Le hip-hop prend de plus en plus de place chaque année et Run The Jewels en est le représentant pour faire le pont avec les amateurs de guitares. Tellement gros qu’ils ont leurs propre comics Marvel et leurs persos dans Gears of War 4, jeu vidéo incontournable aux US. Pourquoi ? Un son « prends ça ton gueule » encore plus prononcé que les voisins, des flows qui rebondissent littéralement l’un sur l’autre, un sens de la vanne entre les deux protagonistes et des featurings invitant Zach de la Rocha. Petit intermittent, connu pour ses chants bolchéviques au sein de Rage Against The Machine. Bref, à part être la coqueluche gangsta de Pitchfork, que nous donne ce numéro 3 ?
Anti-Climax
Sortir de RTJ 2 est difficile car l’usine à tubes fonctionnait à plein régime. Il fallait donc changer un minimum les ingrédients. Au jeu des X différences, cette cuvée est moins rentre-dedans mais encore plus oppressante. On sent que nous sommes pas là pour nous marrer et la production se veut aussi plus torturé. Les mêmes beats surbombés de basses auxquels s’ajoutent une couche de sons trafiqués qui varient d’un morceau à l’autre. Pour sûr, c’est l’album du moment pour tester les basses d’un système sonore, voire d’une saloperie de casque Beats.
Les premières écoutes décontenancent par le côté anti-climax que l’album se trimballe. « Down » est une intro plate, « Talk To Me » essaie d’envoyer la sauce mais en fait trop et on prend peur en pensant que RTJ s’est pris les pieds dans le micro. Avec quelques tours au compteur, le bilan est plus que positif : il faut reconnaître que l’héritage est là et que l’uppercut constant de 2014 complique la tâche de son successeur. Pourtant, les compères ont toujours la dalle et essaient de composer avec, en servant à la fois plus de ce qu’ils savent faire et parfois du changement.
RTJ AD LIB
Dans un album qui comprend une première partie assez faiblarde, les bons morceaux se détachent. « A Report To The Shareholders / Kill Your Masters » se tire la bourre. Légère au départ, electro post apocalyptique ensuite, elle est bicéphale par son titre et finit même par intégrer encore de la Rocha pour un semi couplet faisant tout de même pâle figure face à son précédent feat. Un cocktail faisant le pont entre RTJ 2 et 3 en quelque sorte entre les penchants bourrins de son prédécesseur et les sorties se route de sa suite. « Call Ticketron » voit Killer Mike et El P se rêver au Madison Square Garden et c’est par ce titre que le disque commence à prendre l’air.
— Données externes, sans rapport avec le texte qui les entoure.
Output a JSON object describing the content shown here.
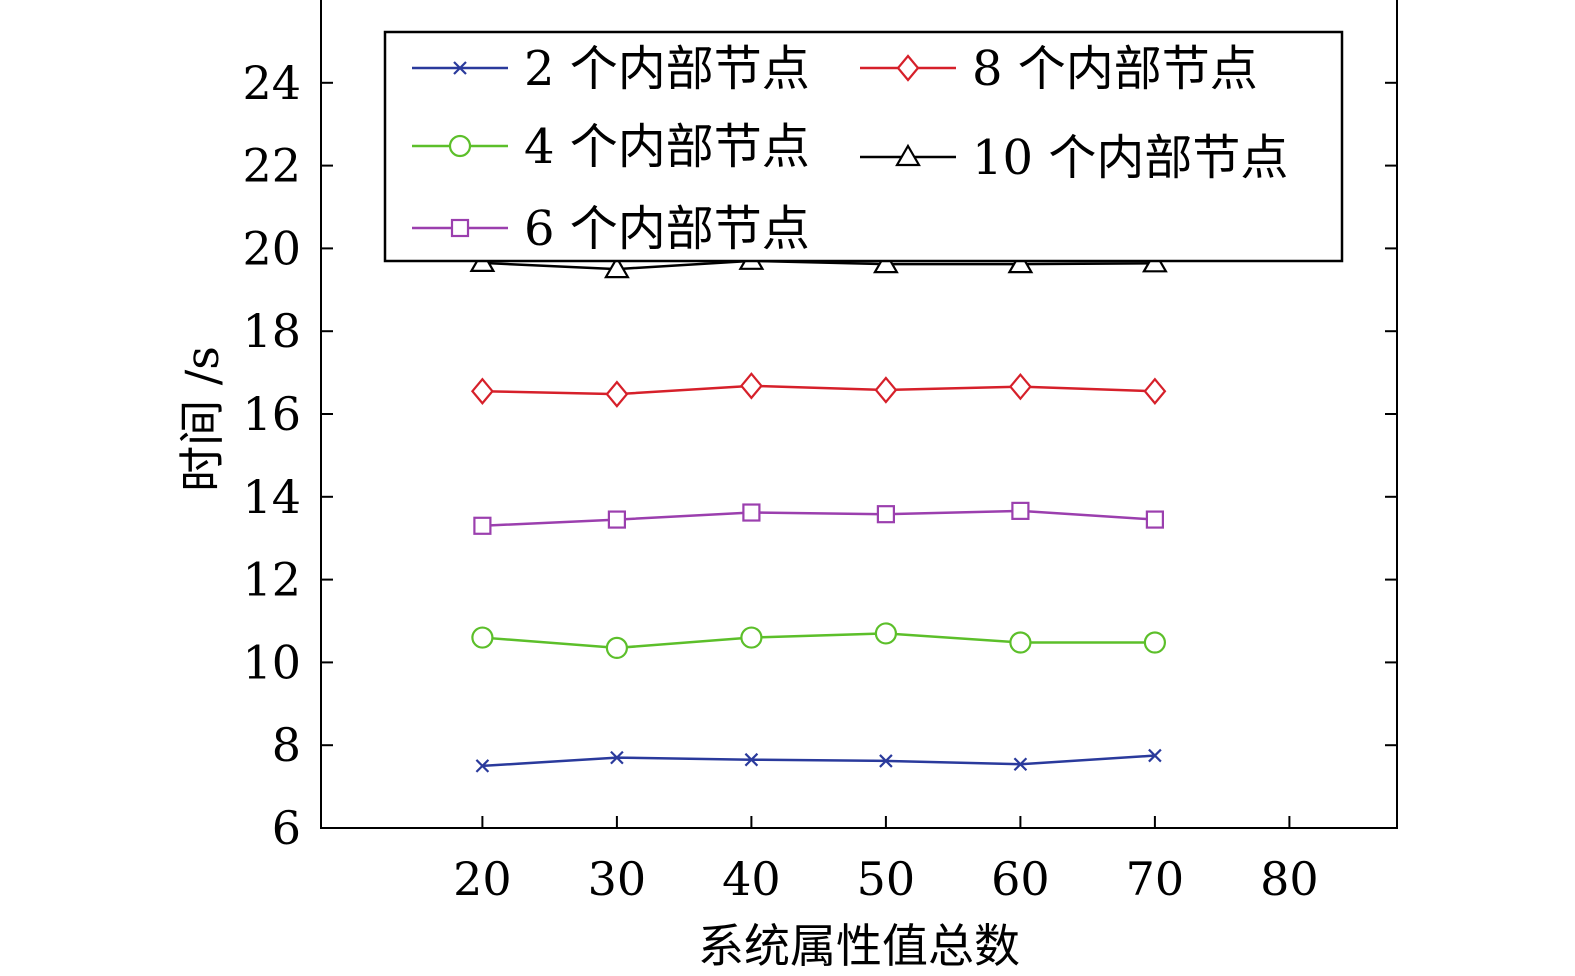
{
  "chart_data": {
    "type": "line",
    "title": "",
    "xlabel": "系统属性值总数",
    "ylabel": "时间 /s",
    "x": [
      20,
      30,
      40,
      50,
      60,
      70
    ],
    "xticks": [
      20,
      30,
      40,
      50,
      60,
      70,
      80
    ],
    "yticks": [
      6,
      8,
      10,
      12,
      14,
      16,
      18,
      20,
      22,
      24
    ],
    "xlim": [
      8,
      88
    ],
    "ylim": [
      6,
      26
    ],
    "grid": false,
    "legend_position": "top",
    "series": [
      {
        "name": "2 个内部节点",
        "color": "#2a3a9c",
        "marker": "x",
        "values": [
          7.5,
          7.7,
          7.65,
          7.62,
          7.54,
          7.75
        ]
      },
      {
        "name": "4 个内部节点",
        "color": "#5cbf2a",
        "marker": "circle",
        "values": [
          10.6,
          10.35,
          10.6,
          10.7,
          10.48,
          10.48
        ]
      },
      {
        "name": "6 个内部节点",
        "color": "#9b3fae",
        "marker": "square",
        "values": [
          13.3,
          13.45,
          13.62,
          13.58,
          13.66,
          13.45
        ]
      },
      {
        "name": "8 个内部节点",
        "color": "#d6202a",
        "marker": "diamond",
        "values": [
          16.55,
          16.48,
          16.68,
          16.58,
          16.66,
          16.55
        ]
      },
      {
        "name": "10 个内部节点",
        "color": "#000000",
        "marker": "triangle",
        "values": [
          19.65,
          19.5,
          19.7,
          19.62,
          19.62,
          19.64
        ]
      }
    ]
  }
}
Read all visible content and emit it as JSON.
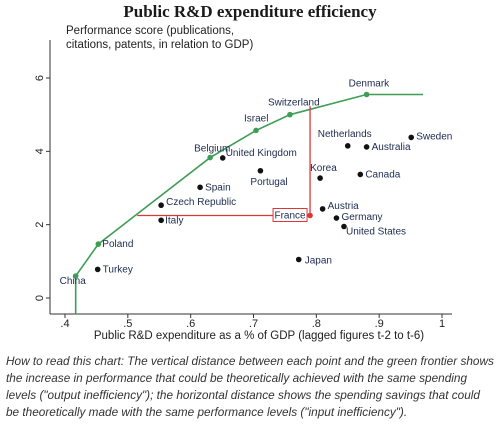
{
  "chart_data": {
    "type": "scatter",
    "title": "Public R&D expenditure efficiency",
    "ylabel": "Performance score (publications, citations, patents, in relation to GDP)",
    "xlabel": "Public R&D expenditure as a % of GDP (lagged figures t-2 to t-6)",
    "xlim": [
      0.4,
      1.0
    ],
    "ylim": [
      0,
      6
    ],
    "x_ticks": [
      ".4",
      ".5",
      ".6",
      ".7",
      ".8",
      ".9",
      "1"
    ],
    "y_ticks": [
      "0",
      "2",
      "4",
      "6"
    ],
    "colors": {
      "frontier": "#3e9e55",
      "country": "#111111",
      "highlight": "#d9383a"
    },
    "frontier": [
      {
        "label": "China",
        "x": 0.417,
        "y": 0.6
      },
      {
        "label": "Poland",
        "x": 0.453,
        "y": 1.47
      },
      {
        "label": "Belgium",
        "x": 0.631,
        "y": 3.83
      },
      {
        "label": "Israel",
        "x": 0.704,
        "y": 4.57
      },
      {
        "label": "Switzerland",
        "x": 0.758,
        "y": 5.0
      },
      {
        "label": "Denmark",
        "x": 0.88,
        "y": 5.55
      }
    ],
    "countries": [
      {
        "label": "Turkey",
        "x": 0.452,
        "y": 0.78
      },
      {
        "label": "Czech Republic",
        "x": 0.553,
        "y": 2.53
      },
      {
        "label": "Italy",
        "x": 0.553,
        "y": 2.12
      },
      {
        "label": "Spain",
        "x": 0.615,
        "y": 3.02
      },
      {
        "label": "United Kingdom",
        "x": 0.651,
        "y": 3.82
      },
      {
        "label": "Portugal",
        "x": 0.711,
        "y": 3.47
      },
      {
        "label": "Korea",
        "x": 0.806,
        "y": 3.27
      },
      {
        "label": "Netherlands",
        "x": 0.85,
        "y": 4.15
      },
      {
        "label": "Australia",
        "x": 0.88,
        "y": 4.12
      },
      {
        "label": "Sweden",
        "x": 0.951,
        "y": 4.38
      },
      {
        "label": "Canada",
        "x": 0.87,
        "y": 3.37
      },
      {
        "label": "Austria",
        "x": 0.81,
        "y": 2.43
      },
      {
        "label": "Germany",
        "x": 0.832,
        "y": 2.18
      },
      {
        "label": "United States",
        "x": 0.844,
        "y": 1.95
      },
      {
        "label": "Japan",
        "x": 0.772,
        "y": 1.05
      }
    ],
    "highlight": {
      "label": "France",
      "x": 0.79,
      "y": 2.25,
      "frontier_y": 5.23,
      "frontier_x": 0.515
    }
  },
  "caption": "How to read this chart: The vertical distance between each point and the green frontier shows the increase in performance that could be theoretically achieved with the same spending levels (\"output inefficiency\"); the horizontal distance shows the spending savings that could be theoretically made with the same performance levels (\"input inefficiency\")."
}
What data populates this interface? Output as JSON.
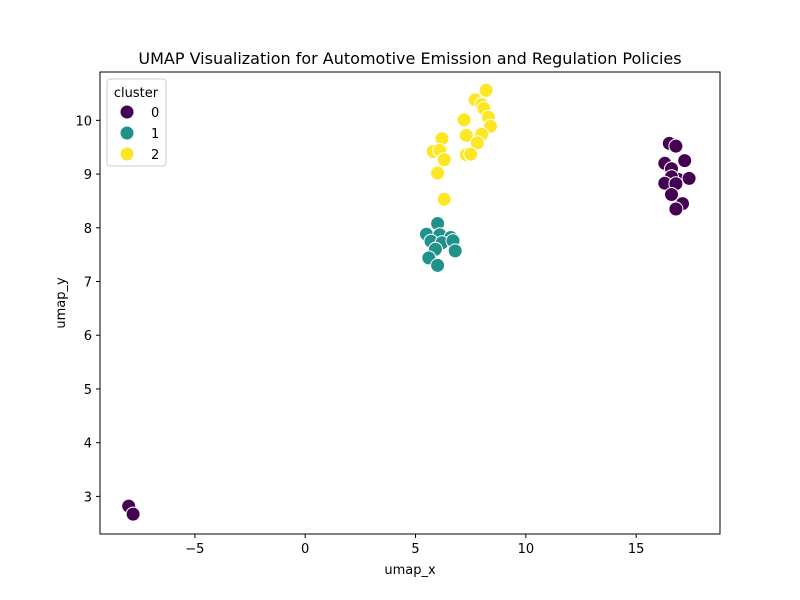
{
  "chart_data": {
    "type": "scatter",
    "title": "UMAP Visualization for Automotive Emission and Regulation Policies",
    "xlabel": "umap_x",
    "ylabel": "umap_y",
    "xlim": [
      -9.3,
      18.8
    ],
    "ylim": [
      2.3,
      10.9
    ],
    "xticks": [
      -5,
      0,
      5,
      10,
      15
    ],
    "yticks": [
      3,
      4,
      5,
      6,
      7,
      8,
      9,
      10
    ],
    "xtick_labels": [
      "−5",
      "0",
      "5",
      "10",
      "15"
    ],
    "ytick_labels": [
      "3",
      "4",
      "5",
      "6",
      "7",
      "8",
      "9",
      "10"
    ],
    "grid": false,
    "legend": {
      "title": "cluster",
      "position": "top-left"
    },
    "series": [
      {
        "name": "0",
        "color": "#440154",
        "points": [
          [
            -8.0,
            2.82
          ],
          [
            -7.8,
            2.67
          ],
          [
            16.5,
            9.57
          ],
          [
            16.8,
            9.52
          ],
          [
            16.3,
            9.2
          ],
          [
            17.2,
            9.25
          ],
          [
            16.6,
            9.1
          ],
          [
            16.9,
            8.9
          ],
          [
            16.6,
            8.95
          ],
          [
            17.4,
            8.92
          ],
          [
            16.3,
            8.83
          ],
          [
            16.8,
            8.82
          ],
          [
            16.6,
            8.62
          ],
          [
            17.1,
            8.45
          ],
          [
            16.8,
            8.35
          ]
        ]
      },
      {
        "name": "1",
        "color": "#21918c",
        "points": [
          [
            6.0,
            8.08
          ],
          [
            5.5,
            7.88
          ],
          [
            6.1,
            7.87
          ],
          [
            6.6,
            7.82
          ],
          [
            5.7,
            7.75
          ],
          [
            6.2,
            7.72
          ],
          [
            6.7,
            7.76
          ],
          [
            5.9,
            7.6
          ],
          [
            6.8,
            7.57
          ],
          [
            5.6,
            7.44
          ],
          [
            6.0,
            7.3
          ]
        ]
      },
      {
        "name": "2",
        "color": "#fde725",
        "points": [
          [
            8.2,
            10.56
          ],
          [
            7.7,
            10.38
          ],
          [
            8.0,
            10.3
          ],
          [
            8.1,
            10.22
          ],
          [
            8.3,
            10.06
          ],
          [
            7.2,
            10.01
          ],
          [
            8.4,
            9.89
          ],
          [
            8.0,
            9.74
          ],
          [
            7.3,
            9.72
          ],
          [
            6.2,
            9.66
          ],
          [
            7.8,
            9.58
          ],
          [
            5.8,
            9.42
          ],
          [
            6.1,
            9.44
          ],
          [
            7.3,
            9.36
          ],
          [
            7.5,
            9.37
          ],
          [
            6.3,
            9.27
          ],
          [
            6.0,
            9.02
          ],
          [
            6.3,
            8.53
          ]
        ]
      }
    ]
  }
}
La diversité vient vraiment via « Oh Mama » où le rock s’invite via un riff incisif pour suivre avec un refrain que n’aurait pas renié MackLemore, ce qui bizarrement fonctionne très bien. « Stay Gold » tambourine les basses jusqu’à plus n’en pouvoir. Et le tout sans transition car tous les morceaux se fondent pour t’éviter tout répit.
C’est aussi le disque des invités avec 7 noms bonus au générique, avec quelques invisibles dans le lot comme Tunde Adebimpe de TV On The Radio traitée comme le pire des choristes. On reprochera globalement que le duo passe autant de temps à s’auto-citer, chose qu’il faisait déjà une dizaine de fois lors de leurs précédentes galettes : les blagues les plus longues mériteraient d’être plus courtes. Aussi, on a tendance à trouver que Killer Mike se fait rattraper par son collègue et que les moments où il essaie de prendre le dessus tombe à l’eau. Comme le dernier couplet de « Talk To Me » où il plombe un peu le morceau. Ou on vire parfois dans le mauvais putassier avec « Panther like a panther », ou le pataud pour « Thursday in the Danger Room ».
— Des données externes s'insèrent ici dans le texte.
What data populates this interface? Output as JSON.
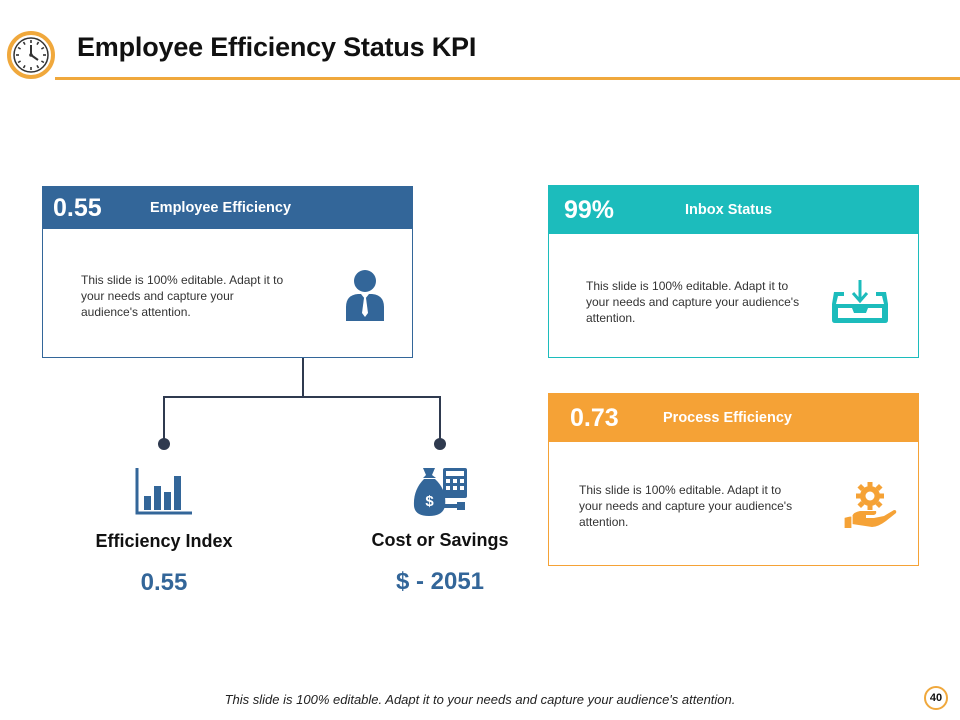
{
  "header": {
    "title": "Employee Efficiency Status KPI",
    "icon": "clock-icon"
  },
  "cards": {
    "employee": {
      "value": "0.55",
      "label": "Employee Efficiency",
      "description": "This slide is 100% editable. Adapt it to your needs and capture your audience's attention.",
      "icon": "employee-icon",
      "color": "#336699"
    },
    "inbox": {
      "value": "99%",
      "label": "Inbox Status",
      "description": "This slide is 100% editable. Adapt it to your needs and capture your audience's attention.",
      "icon": "inbox-icon",
      "color": "#1cbcbc"
    },
    "process": {
      "value": "0.73",
      "label": "Process Efficiency",
      "description": "This slide is 100% editable. Adapt it to your needs and capture your audience's attention.",
      "icon": "gear-hand-icon",
      "color": "#f5a236"
    }
  },
  "metrics": {
    "efficiency_index": {
      "label": "Efficiency Index",
      "value": "0.55",
      "icon": "bar-chart-icon"
    },
    "cost_savings": {
      "label": "Cost or Savings",
      "value": "$ - 2051",
      "icon": "money-bag-calculator-icon"
    }
  },
  "footer": {
    "text": "This slide is 100% editable.  Adapt it to your needs and capture your audience's attention.",
    "page_number": "40"
  }
}
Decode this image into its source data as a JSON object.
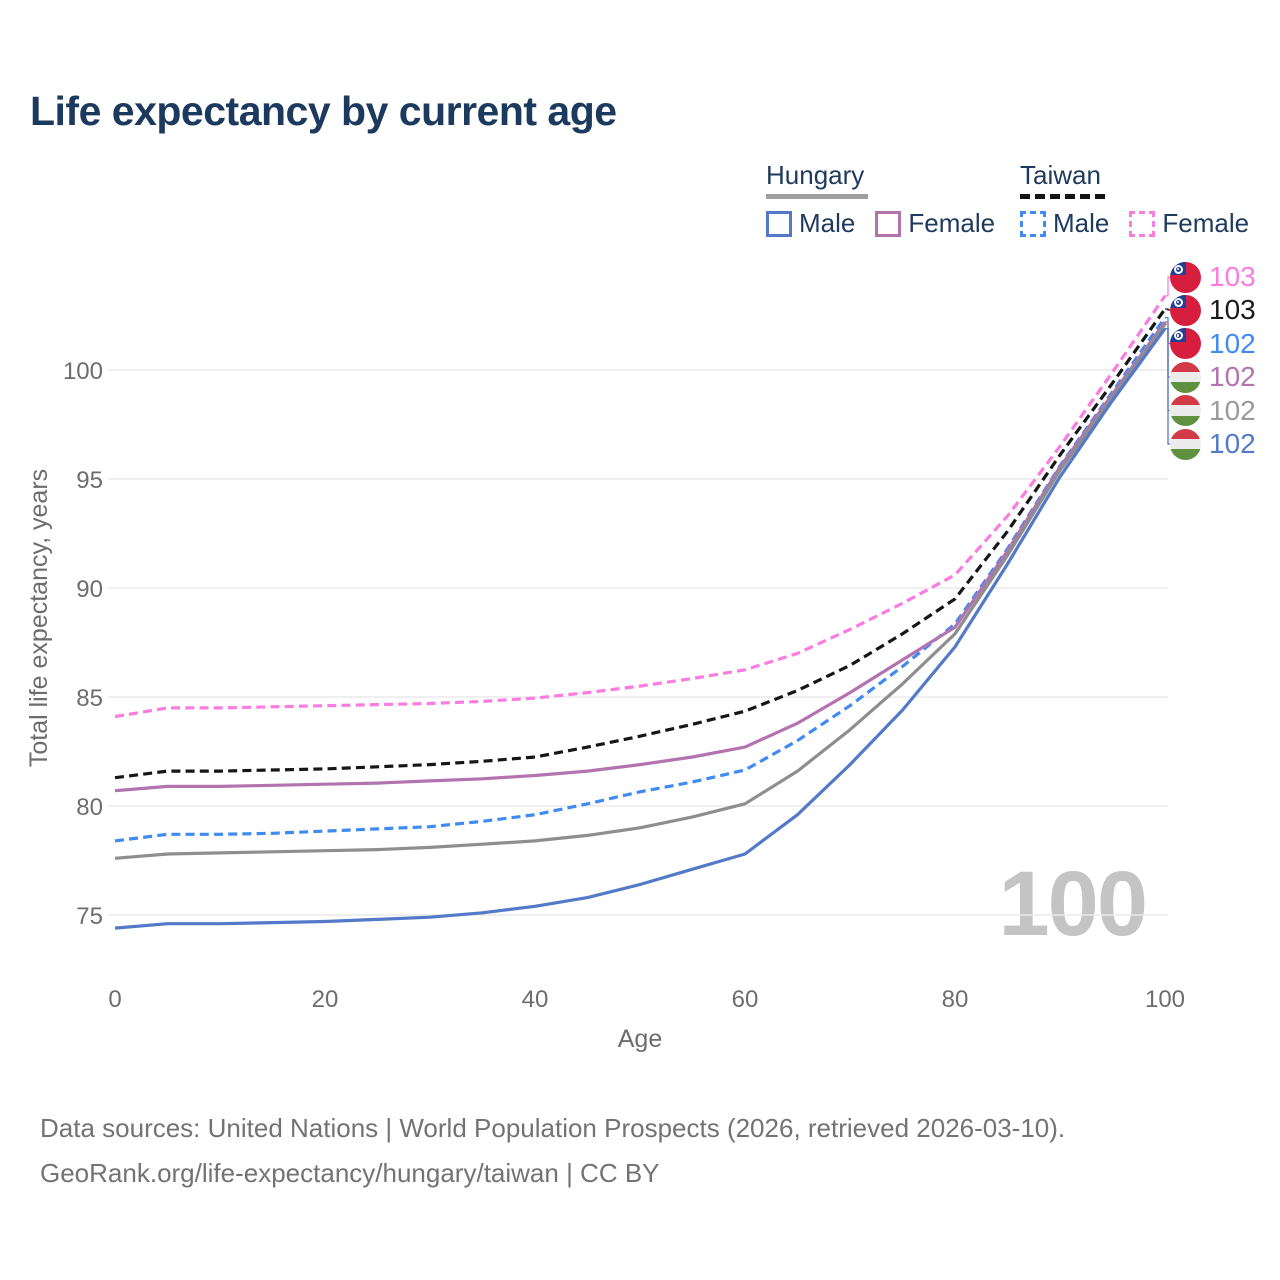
{
  "title": "Life expectancy by current age",
  "legend": {
    "groups": [
      {
        "id": "hungary",
        "name": "Hungary",
        "line_style": "solid",
        "underline_color": "#9e9e9e",
        "items": [
          {
            "id": "male",
            "label": "Male",
            "color": "#5379c8"
          },
          {
            "id": "female",
            "label": "Female",
            "color": "#b273ae"
          }
        ]
      },
      {
        "id": "taiwan",
        "name": "Taiwan",
        "line_style": "dashed",
        "underline_color": "#141414",
        "items": [
          {
            "id": "male",
            "label": "Male",
            "color": "#3f8bf2"
          },
          {
            "id": "female",
            "label": "Female",
            "color": "#fb7ce1"
          }
        ]
      }
    ]
  },
  "chart_data": {
    "type": "line",
    "title": "Life expectancy by current age",
    "xlabel": "Age",
    "ylabel": "Total life expectancy, years",
    "xlim": [
      0,
      100
    ],
    "ylim": [
      73,
      104.5
    ],
    "xticks": [
      0,
      20,
      40,
      60,
      80,
      100
    ],
    "yticks": [
      75,
      80,
      85,
      90,
      95,
      100
    ],
    "grid": true,
    "legend_position": "top-right",
    "x": [
      0,
      5,
      10,
      15,
      20,
      25,
      30,
      35,
      40,
      45,
      50,
      55,
      60,
      65,
      70,
      75,
      80,
      85,
      90,
      95,
      100
    ],
    "series": [
      {
        "name": "Taiwan Female",
        "country": "Taiwan",
        "sex": "Female",
        "style": "dashed",
        "color": "#fb7ce1",
        "values": [
          84.1,
          84.5,
          84.5,
          84.55,
          84.6,
          84.65,
          84.7,
          84.8,
          84.95,
          85.2,
          85.5,
          85.85,
          86.25,
          87.0,
          88.1,
          89.3,
          90.6,
          93.3,
          96.5,
          99.9,
          103.4
        ]
      },
      {
        "name": "Taiwan Both sexes",
        "country": "Taiwan",
        "sex": "Both",
        "style": "dashed",
        "color": "#161616",
        "values": [
          81.3,
          81.6,
          81.6,
          81.65,
          81.7,
          81.8,
          81.9,
          82.05,
          82.25,
          82.7,
          83.2,
          83.75,
          84.35,
          85.3,
          86.45,
          87.9,
          89.5,
          92.6,
          96.1,
          99.4,
          102.8
        ]
      },
      {
        "name": "Taiwan Male",
        "country": "Taiwan",
        "sex": "Male",
        "style": "dashed",
        "color": "#3f8bf2",
        "values": [
          78.4,
          78.7,
          78.7,
          78.75,
          78.85,
          78.95,
          79.05,
          79.3,
          79.6,
          80.1,
          80.65,
          81.1,
          81.65,
          83.0,
          84.6,
          86.4,
          88.35,
          91.8,
          95.6,
          99.0,
          102.4
        ]
      },
      {
        "name": "Hungary Female",
        "country": "Hungary",
        "sex": "Female",
        "style": "solid",
        "color": "#b273ae",
        "values": [
          80.7,
          80.9,
          80.9,
          80.95,
          81.0,
          81.05,
          81.15,
          81.25,
          81.4,
          81.6,
          81.9,
          82.25,
          82.7,
          83.8,
          85.2,
          86.7,
          88.2,
          91.7,
          95.55,
          98.9,
          102.2
        ]
      },
      {
        "name": "Hungary Both sexes",
        "country": "Hungary",
        "sex": "Both",
        "style": "solid",
        "color": "#8e8e8e",
        "values": [
          77.6,
          77.8,
          77.85,
          77.9,
          77.95,
          78.0,
          78.1,
          78.25,
          78.4,
          78.65,
          79.0,
          79.5,
          80.1,
          81.6,
          83.5,
          85.6,
          87.9,
          91.5,
          95.4,
          98.75,
          102.1
        ]
      },
      {
        "name": "Hungary Male",
        "country": "Hungary",
        "sex": "Male",
        "style": "solid",
        "color": "#5379c8",
        "values": [
          74.4,
          74.6,
          74.6,
          74.65,
          74.7,
          74.8,
          74.9,
          75.1,
          75.4,
          75.8,
          76.4,
          77.1,
          77.8,
          79.6,
          81.9,
          84.4,
          87.3,
          91.1,
          95.1,
          98.6,
          101.9
        ]
      }
    ]
  },
  "end_labels": [
    {
      "flag": "taiwan",
      "value": "103",
      "color": "#fb7ce1"
    },
    {
      "flag": "taiwan",
      "value": "103",
      "color": "#1a1a1a"
    },
    {
      "flag": "taiwan",
      "value": "102",
      "color": "#3f8bf2"
    },
    {
      "flag": "hungary",
      "value": "102",
      "color": "#b273ae"
    },
    {
      "flag": "hungary",
      "value": "102",
      "color": "#9a9a9a"
    },
    {
      "flag": "hungary",
      "value": "102",
      "color": "#5379c8"
    }
  ],
  "watermark": "100",
  "footer": {
    "line1": "Data sources: United Nations | World Population Prospects (2026, retrieved 2026-03-10).",
    "line2": "GeoRank.org/life-expectancy/hungary/taiwan | CC BY"
  }
}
https://www.youtube.com/watch?v=lbuqo6NfVB8
Avec une quarantaine de titres au compteur, Run The Jewels ne tourne pas encore en rond. En faisant planer une atmosphère de révolte, on dirait parfois un album de The Prodigy. Ce qui en dit long sur l’effort apporté à la production et sur l’agression permanente. Le temps nous dira si il est en deçà des précédents mais en attendant, il devrait facilement faire vibrer des millions d’oreilles.